José ließ sich Zeit, beobachtete, genoss und trank seinen Burgunder aus. Danach bestellte er zwei neue Gläser des edlen Getränks, winkte dem Ober, um sie an den Tisch der Frau bringen zu lassen und ging zu ihr hinüber.

„Gnädige Frau", verbeugte er sich, „Sie sollten diesen Wein probieren. Der ist Ihrer würdig. Darf ich mich zu Ihnen setzen?"

Carla war irritiert, überrascht, überrumpelt, reichte ihm die Hand, die er nach alter Manier küsste. Sah er nicht die Risse der harten Arbeit darin? Sie atmete tief durch, spürte die Seide der zarten Wäsche auf ihrer Haut, die Kühle zwischen Spitzenrand der Strümpfe und Slip. Sie schlug die Beine übereinander, um der Kälte zu entgehen. Der Schlitz des Abendkleides gab mehr frei, als sie beabsichtigte. Sie versuchte, es etwas hinunterzuziehen, doch der glatte Stoff ließ es nicht zu.

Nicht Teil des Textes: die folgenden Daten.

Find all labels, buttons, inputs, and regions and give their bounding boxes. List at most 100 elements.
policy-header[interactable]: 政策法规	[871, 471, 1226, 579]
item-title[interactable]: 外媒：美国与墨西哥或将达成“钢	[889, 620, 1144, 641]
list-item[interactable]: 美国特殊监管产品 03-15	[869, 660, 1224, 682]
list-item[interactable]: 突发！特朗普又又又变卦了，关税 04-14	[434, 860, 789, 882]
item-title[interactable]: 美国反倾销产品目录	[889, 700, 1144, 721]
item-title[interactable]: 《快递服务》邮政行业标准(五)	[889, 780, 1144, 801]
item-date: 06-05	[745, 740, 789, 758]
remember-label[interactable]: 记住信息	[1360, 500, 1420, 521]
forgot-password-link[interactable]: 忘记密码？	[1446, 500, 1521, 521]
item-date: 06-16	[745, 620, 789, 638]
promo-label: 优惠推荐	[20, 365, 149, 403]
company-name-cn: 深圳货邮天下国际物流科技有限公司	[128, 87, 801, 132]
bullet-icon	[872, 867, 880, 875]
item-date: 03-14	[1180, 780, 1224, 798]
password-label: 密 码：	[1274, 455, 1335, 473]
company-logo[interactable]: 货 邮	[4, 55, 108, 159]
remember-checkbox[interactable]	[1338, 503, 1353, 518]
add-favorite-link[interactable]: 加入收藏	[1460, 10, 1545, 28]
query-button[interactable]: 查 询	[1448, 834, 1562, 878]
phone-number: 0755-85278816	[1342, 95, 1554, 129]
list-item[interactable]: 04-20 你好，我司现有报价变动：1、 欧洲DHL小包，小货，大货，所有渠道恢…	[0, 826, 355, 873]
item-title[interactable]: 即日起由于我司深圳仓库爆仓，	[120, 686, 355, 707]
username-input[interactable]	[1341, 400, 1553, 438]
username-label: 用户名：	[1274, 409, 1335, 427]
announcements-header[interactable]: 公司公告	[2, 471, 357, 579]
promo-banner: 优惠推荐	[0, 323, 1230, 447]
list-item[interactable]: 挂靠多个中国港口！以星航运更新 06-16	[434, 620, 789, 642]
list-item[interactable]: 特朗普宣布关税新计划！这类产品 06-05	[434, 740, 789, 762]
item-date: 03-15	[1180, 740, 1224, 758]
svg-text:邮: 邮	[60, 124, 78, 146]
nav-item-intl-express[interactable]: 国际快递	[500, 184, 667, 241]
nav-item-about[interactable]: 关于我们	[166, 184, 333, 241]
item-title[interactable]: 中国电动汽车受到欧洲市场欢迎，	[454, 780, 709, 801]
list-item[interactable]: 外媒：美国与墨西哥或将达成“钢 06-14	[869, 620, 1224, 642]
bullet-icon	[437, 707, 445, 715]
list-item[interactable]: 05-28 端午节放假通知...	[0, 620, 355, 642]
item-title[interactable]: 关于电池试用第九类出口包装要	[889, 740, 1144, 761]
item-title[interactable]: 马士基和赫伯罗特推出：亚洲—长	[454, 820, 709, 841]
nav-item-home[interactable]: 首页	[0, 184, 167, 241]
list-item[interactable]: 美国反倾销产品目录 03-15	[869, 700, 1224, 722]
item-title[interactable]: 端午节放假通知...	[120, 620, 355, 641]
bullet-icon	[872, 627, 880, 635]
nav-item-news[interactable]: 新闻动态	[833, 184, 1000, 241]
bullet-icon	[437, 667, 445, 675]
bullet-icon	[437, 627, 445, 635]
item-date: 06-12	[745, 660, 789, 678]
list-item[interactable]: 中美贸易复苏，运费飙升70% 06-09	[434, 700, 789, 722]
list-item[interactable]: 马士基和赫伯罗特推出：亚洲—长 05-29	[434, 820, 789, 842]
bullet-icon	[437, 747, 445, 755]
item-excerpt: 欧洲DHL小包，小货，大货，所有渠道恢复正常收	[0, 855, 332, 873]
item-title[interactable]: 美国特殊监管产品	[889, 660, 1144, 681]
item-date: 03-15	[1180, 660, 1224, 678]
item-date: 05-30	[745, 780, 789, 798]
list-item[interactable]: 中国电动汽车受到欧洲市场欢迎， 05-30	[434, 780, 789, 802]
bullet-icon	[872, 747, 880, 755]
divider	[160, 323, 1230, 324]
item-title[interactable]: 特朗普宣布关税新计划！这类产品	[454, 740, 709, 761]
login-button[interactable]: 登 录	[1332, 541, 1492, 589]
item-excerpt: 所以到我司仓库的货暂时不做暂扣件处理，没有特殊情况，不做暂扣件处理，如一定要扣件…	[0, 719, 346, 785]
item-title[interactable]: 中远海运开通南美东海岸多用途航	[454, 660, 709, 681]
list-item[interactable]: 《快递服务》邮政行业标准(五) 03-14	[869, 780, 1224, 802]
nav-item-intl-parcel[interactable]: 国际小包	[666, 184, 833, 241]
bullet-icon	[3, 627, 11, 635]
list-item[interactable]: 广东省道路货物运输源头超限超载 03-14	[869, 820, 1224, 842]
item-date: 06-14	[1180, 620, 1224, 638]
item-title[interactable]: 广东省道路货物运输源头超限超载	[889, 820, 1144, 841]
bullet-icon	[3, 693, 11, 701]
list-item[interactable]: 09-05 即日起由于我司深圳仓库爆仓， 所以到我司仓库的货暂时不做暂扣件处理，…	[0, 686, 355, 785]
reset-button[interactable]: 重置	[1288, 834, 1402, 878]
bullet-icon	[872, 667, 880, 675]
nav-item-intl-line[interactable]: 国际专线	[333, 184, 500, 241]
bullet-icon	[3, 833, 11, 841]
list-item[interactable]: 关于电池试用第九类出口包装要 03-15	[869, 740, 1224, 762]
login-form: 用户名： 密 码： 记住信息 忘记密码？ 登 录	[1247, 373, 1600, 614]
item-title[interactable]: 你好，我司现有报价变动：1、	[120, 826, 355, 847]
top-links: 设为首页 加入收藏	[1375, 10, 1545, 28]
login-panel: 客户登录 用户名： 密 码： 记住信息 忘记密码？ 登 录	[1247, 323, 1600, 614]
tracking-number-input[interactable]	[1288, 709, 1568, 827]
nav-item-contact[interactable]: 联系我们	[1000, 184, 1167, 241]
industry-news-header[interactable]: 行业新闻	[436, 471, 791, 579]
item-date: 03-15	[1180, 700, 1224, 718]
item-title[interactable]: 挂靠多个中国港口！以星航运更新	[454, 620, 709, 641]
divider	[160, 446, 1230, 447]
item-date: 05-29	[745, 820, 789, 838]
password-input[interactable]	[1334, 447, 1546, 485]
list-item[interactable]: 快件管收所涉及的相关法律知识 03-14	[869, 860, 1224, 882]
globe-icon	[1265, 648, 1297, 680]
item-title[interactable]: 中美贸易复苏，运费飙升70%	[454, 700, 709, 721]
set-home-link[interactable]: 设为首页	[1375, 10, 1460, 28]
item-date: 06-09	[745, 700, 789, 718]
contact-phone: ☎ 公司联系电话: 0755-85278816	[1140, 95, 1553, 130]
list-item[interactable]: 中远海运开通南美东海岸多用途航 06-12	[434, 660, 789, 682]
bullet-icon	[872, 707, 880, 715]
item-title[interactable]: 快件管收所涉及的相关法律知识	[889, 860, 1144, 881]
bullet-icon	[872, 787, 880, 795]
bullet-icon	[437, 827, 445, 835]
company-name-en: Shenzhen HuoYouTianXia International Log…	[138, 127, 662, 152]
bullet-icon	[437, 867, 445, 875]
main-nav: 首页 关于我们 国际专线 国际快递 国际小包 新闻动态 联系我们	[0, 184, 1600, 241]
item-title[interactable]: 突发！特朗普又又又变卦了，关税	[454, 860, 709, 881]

„Lassen Sie das", sagte José mit amüsiertem Blick, nahm den Weinpokal in die Hand und prostete ihr zu. „Gönnen Sie einem alten Mann diesen bezaubernden Anblick." Mit seinen Fingern strich er leicht über den Ansatz der Spitzenstrümpfe. Auf Carlas Haut bildete sich eine Gänsehaut. „Trinken Sie." Er reichte ihr das Glas. Carla schloss die Augen, trank es leer, hörte das Klavierspiel des Musikers und fühlte sich wie Carmen in Sevilla.

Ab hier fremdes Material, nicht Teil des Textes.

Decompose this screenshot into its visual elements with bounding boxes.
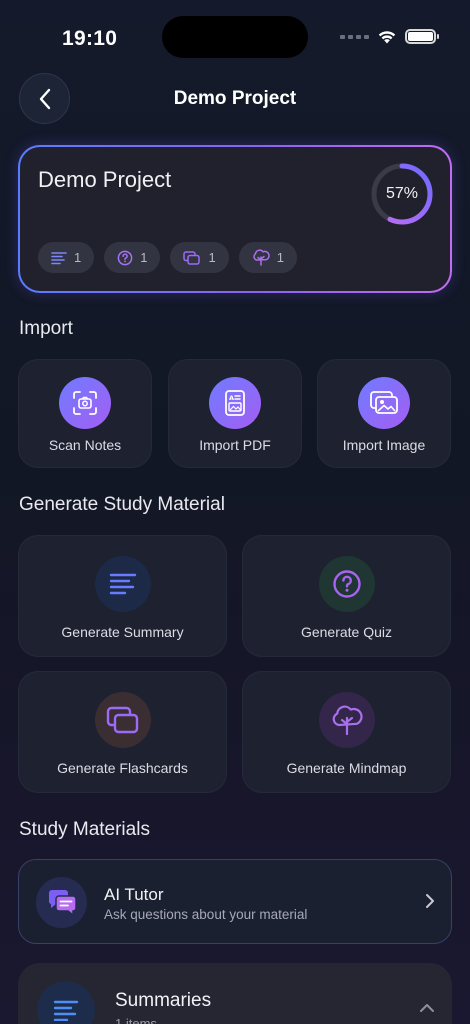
summaries-title: Summaries — [115, 990, 212, 1011]
summary-lines-icon — [53, 1000, 79, 1021]
stat-summaries-count: 1 — [74, 250, 82, 265]
status-indicators — [340, 29, 439, 44]
import-pdf-icon-badge: A — [209, 377, 261, 429]
generate-mindmap-label: Generate Mindmap — [286, 760, 407, 776]
summaries-count: 1 items — [115, 1016, 157, 1024]
pdf-document-icon: A — [225, 390, 245, 416]
generate-summary-icon-badge — [94, 556, 151, 612]
ai-tutor-card[interactable]: AI Tutor Ask questions about your materi… — [18, 859, 452, 944]
ai-tutor-subtitle: Ask questions about your material — [104, 907, 308, 922]
flashcards-icon — [106, 706, 138, 734]
status-bar: 19:10 — [0, 0, 470, 60]
summaries-icon-badge — [37, 981, 95, 1024]
image-gallery-icon — [370, 391, 398, 414]
generate-mindmap-button[interactable]: Generate Mindmap — [242, 671, 451, 793]
stat-mindmaps: 1 — [238, 242, 297, 273]
generate-quiz-button[interactable]: Generate Quiz — [242, 535, 451, 657]
wifi-icon — [378, 31, 396, 44]
battery-icon — [405, 29, 439, 44]
import-pdf-button[interactable]: A Import PDF — [168, 359, 302, 468]
project-card[interactable]: Demo Project 57% 1 1 1 1 — [18, 145, 452, 293]
svg-text:A: A — [229, 394, 234, 402]
generate-flashcards-label: Generate Flashcards — [57, 760, 188, 776]
import-pdf-label: Import PDF — [199, 437, 271, 453]
project-title: Demo Project — [38, 167, 172, 192]
stat-flashcards-count: 1 — [208, 250, 216, 265]
scan-notes-label: Scan Notes — [48, 437, 122, 453]
ai-tutor-icon-badge — [36, 877, 87, 928]
ai-tutor-title: AI Tutor — [104, 885, 164, 904]
scan-notes-icon-badge — [59, 377, 111, 429]
dynamic-island — [162, 16, 308, 58]
import-heading: Import — [19, 318, 73, 339]
summaries-section[interactable]: Summaries 1 items — [18, 963, 452, 1024]
stat-summaries: 1 — [38, 242, 95, 273]
quiz-question-icon — [332, 570, 361, 598]
summary-lines-icon — [51, 251, 67, 264]
study-materials-heading: Study Materials — [19, 819, 150, 840]
generate-flashcards-button[interactable]: Generate Flashcards — [18, 671, 227, 793]
stat-quizzes-count: 1 — [140, 250, 148, 265]
stat-flashcards: 1 — [170, 242, 229, 273]
generate-quiz-icon-badge — [318, 556, 375, 612]
import-image-button[interactable]: Import Image — [317, 359, 451, 468]
chevron-right-icon — [426, 894, 434, 908]
stat-mindmaps-count: 1 — [276, 250, 284, 265]
nav-title: Demo Project — [173, 88, 297, 109]
camera-scan-icon — [73, 391, 97, 415]
summary-lines-icon — [109, 573, 136, 595]
import-image-icon-badge — [358, 377, 410, 429]
stat-quizzes: 1 — [104, 242, 161, 273]
generate-mindmap-icon-badge — [318, 692, 375, 748]
mindmap-tree-icon — [252, 249, 270, 266]
generate-summary-button[interactable]: Generate Summary — [18, 535, 227, 657]
generate-summary-label: Generate Summary — [61, 624, 184, 640]
cellular-signal-icon — [340, 34, 369, 39]
progress-percentage: 57% — [385, 185, 419, 202]
project-stats: 1 1 1 1 — [38, 242, 297, 273]
import-image-label: Import Image — [342, 437, 426, 453]
scan-notes-button[interactable]: Scan Notes — [18, 359, 152, 468]
chat-bubbles-icon — [48, 889, 77, 917]
status-time: 19:10 — [62, 27, 118, 50]
generate-heading: Generate Study Material — [19, 494, 225, 515]
generate-quiz-label: Generate Quiz — [300, 624, 393, 640]
flashcards-icon — [183, 250, 201, 265]
quiz-question-icon — [117, 250, 133, 265]
mindmap-tree-icon — [332, 705, 363, 736]
generate-flashcards-icon-badge — [94, 692, 151, 748]
chevron-up-icon[interactable] — [419, 1003, 435, 1013]
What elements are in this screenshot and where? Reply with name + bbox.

Als sie die Augen öffnete, sah sie in das Gesicht von José, das nah an ihrem war. Sie hörte nicht mehr den Klavierspieler, dafür die Ouvertüre aus „Carmen". Entblößt, nur in ihrer Spitzenwäsche und den roten Schuhen lag sie in ihrem Zimmer auf dem ausladenden, luxuriösen Bett, das teure Abendkleid achtlos zusammengeknüllt daneben. Es störte sie nicht – nur Jóses Hände waren wichtig. Diese sehnigen, sanften Hände, die den Rändern der Spitzen ihre Wäsche entlang fuhren, Konturen malten, sacht ihre Haut berührten. Oh wie sehr hatte sie sich in der Oper gewünscht, von diesen Händen gestreichelt zu werden. Alfred hatte Recht: nur einmal im Leben Carmen spielen, nur einmal im Leben so spüren wie sie. Alfred! Er wusste, was sie sich wünschte und was sie fühlte –. Morgen würde sie ihm in Stade bei der Apfelernte helfen, sich die Holzschuhe anziehen und das Kopftuch umbinden, sein vom Wetter gegerbtes Gesichts streicheln und seine tiefe Liebe fühlen – Alfred! Carla schloss genussvoll die Augen, als sie spürte, dass sich Josés Hände um ihren Hals legten, jede einzelne Sehne abtasteten, mit ihnen wie auf einem Cello zu spielen schienen, sie liebkosten – bis sie plötzlich kraftvoll zudrückten.

 

José stand traurig, aber tief befriedigt auf – wie schon so oft. Die Ouvertüre war beendet. Sie lag dort, formvollendet, in der Blüte ihres Daseins, erlöst von der Schmach des Alterns und des Vertrocknens. Wunderschön anzusehen, in edler Spitze gekleidet – noch rechtzeitig vor dem Verfall. Er streifte ihr die roten Schuhe ab und steckte sie ein. Dann ging er auf sein Zimmer, nahm sein Cello, strich über die Rundungen des Instruments, über das edle Holz, griff den Bogen und spielte aus „Carmen". Er schloss die Augen: Morgen gab er ein Konzert in Moskau und er würde perfekt sein – wie immer.